BPO Supply Chain Pivot: UNC6783 Tunnels Through Help Desks to Reach Enterprise Data

A newly tracked threat actor, UNC6783, is exploiting business process outsourcing providers as an entry point into high-value corporate targets across multiple sectors. The group combines phishing campaigns against BPO staff with live-chat social engineering directed at internal helpdesk employees, funneling victims toward spoofed Okta login pages hosted on domains mimicking legitimate Zendesk support URLs. A custom phishing kit strips clipboard contents to defeat MFA, and the actor also distributes fake security updates bundled with remote access trojans to establish persistent footholds.

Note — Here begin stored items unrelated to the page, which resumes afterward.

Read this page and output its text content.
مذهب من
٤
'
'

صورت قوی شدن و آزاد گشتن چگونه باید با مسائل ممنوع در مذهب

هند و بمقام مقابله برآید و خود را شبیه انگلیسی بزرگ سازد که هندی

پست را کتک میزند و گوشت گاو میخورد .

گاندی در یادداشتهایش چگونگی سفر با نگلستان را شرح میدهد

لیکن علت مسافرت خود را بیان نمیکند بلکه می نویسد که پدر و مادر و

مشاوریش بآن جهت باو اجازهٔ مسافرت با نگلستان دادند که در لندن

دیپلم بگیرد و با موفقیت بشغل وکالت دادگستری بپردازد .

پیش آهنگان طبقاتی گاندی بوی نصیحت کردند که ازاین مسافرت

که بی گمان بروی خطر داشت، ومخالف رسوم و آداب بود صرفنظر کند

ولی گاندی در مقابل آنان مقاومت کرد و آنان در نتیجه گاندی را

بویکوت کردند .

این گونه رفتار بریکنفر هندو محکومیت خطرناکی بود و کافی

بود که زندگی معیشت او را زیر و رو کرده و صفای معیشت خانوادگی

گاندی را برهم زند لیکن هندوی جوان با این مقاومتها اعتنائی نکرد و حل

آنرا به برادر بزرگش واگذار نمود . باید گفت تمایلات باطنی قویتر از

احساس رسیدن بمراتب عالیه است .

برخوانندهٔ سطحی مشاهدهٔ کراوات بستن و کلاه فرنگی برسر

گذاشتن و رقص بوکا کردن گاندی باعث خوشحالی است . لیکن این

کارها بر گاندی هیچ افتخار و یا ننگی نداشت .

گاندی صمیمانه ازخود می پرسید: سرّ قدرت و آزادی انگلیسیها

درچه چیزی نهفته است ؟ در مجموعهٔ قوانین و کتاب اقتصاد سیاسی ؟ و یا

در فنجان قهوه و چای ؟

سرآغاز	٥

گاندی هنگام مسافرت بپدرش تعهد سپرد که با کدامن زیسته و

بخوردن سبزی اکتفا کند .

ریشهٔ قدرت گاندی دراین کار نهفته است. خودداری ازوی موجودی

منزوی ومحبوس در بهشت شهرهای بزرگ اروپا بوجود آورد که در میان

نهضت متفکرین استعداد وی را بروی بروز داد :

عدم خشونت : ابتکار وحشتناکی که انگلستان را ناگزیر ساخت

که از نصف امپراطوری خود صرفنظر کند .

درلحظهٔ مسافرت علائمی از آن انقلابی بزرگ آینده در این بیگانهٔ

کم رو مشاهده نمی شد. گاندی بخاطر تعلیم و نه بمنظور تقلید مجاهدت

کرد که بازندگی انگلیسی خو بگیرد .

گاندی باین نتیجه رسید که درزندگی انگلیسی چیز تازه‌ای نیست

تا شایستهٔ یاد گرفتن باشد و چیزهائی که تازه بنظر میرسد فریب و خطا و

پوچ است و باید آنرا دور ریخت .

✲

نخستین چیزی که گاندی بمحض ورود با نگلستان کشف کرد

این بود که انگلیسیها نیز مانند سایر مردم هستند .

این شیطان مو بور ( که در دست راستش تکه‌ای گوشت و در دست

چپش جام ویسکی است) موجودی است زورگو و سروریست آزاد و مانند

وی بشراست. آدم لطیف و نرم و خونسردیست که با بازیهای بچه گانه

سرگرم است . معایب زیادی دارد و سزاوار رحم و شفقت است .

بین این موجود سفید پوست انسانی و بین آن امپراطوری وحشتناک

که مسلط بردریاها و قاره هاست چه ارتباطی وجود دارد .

Google Threat Intelligence Group links UNC6783 to a persona called ‘Mr. Raccoon,’ who has claimed responsibility for breaches at Adobe and CrunchyRoll. The Adobe intrusion allegedly ran through a compromised India-based BPO - a RAT was planted on one employee’s machine, then used to pivot upward via targeted phishing against that employee’s manager. The claimed haul: 13 million support tickets containing PII, employee records, HackerOne vulnerability disclosures, and internal documentation. Adobe has not confirmed the breach.

Post-exfiltration, UNC6783 moves to extortion, contacting victims via ProtonMail with payment demands. Mandiant’s recommended defenses center on hardware-bound authentication - FIDO2 keys specifically - alongside active monitoring of live chat channels, aggressive blocking of Zendesk-pattern spoofed domains, and routine audits of enrolled MFA devices.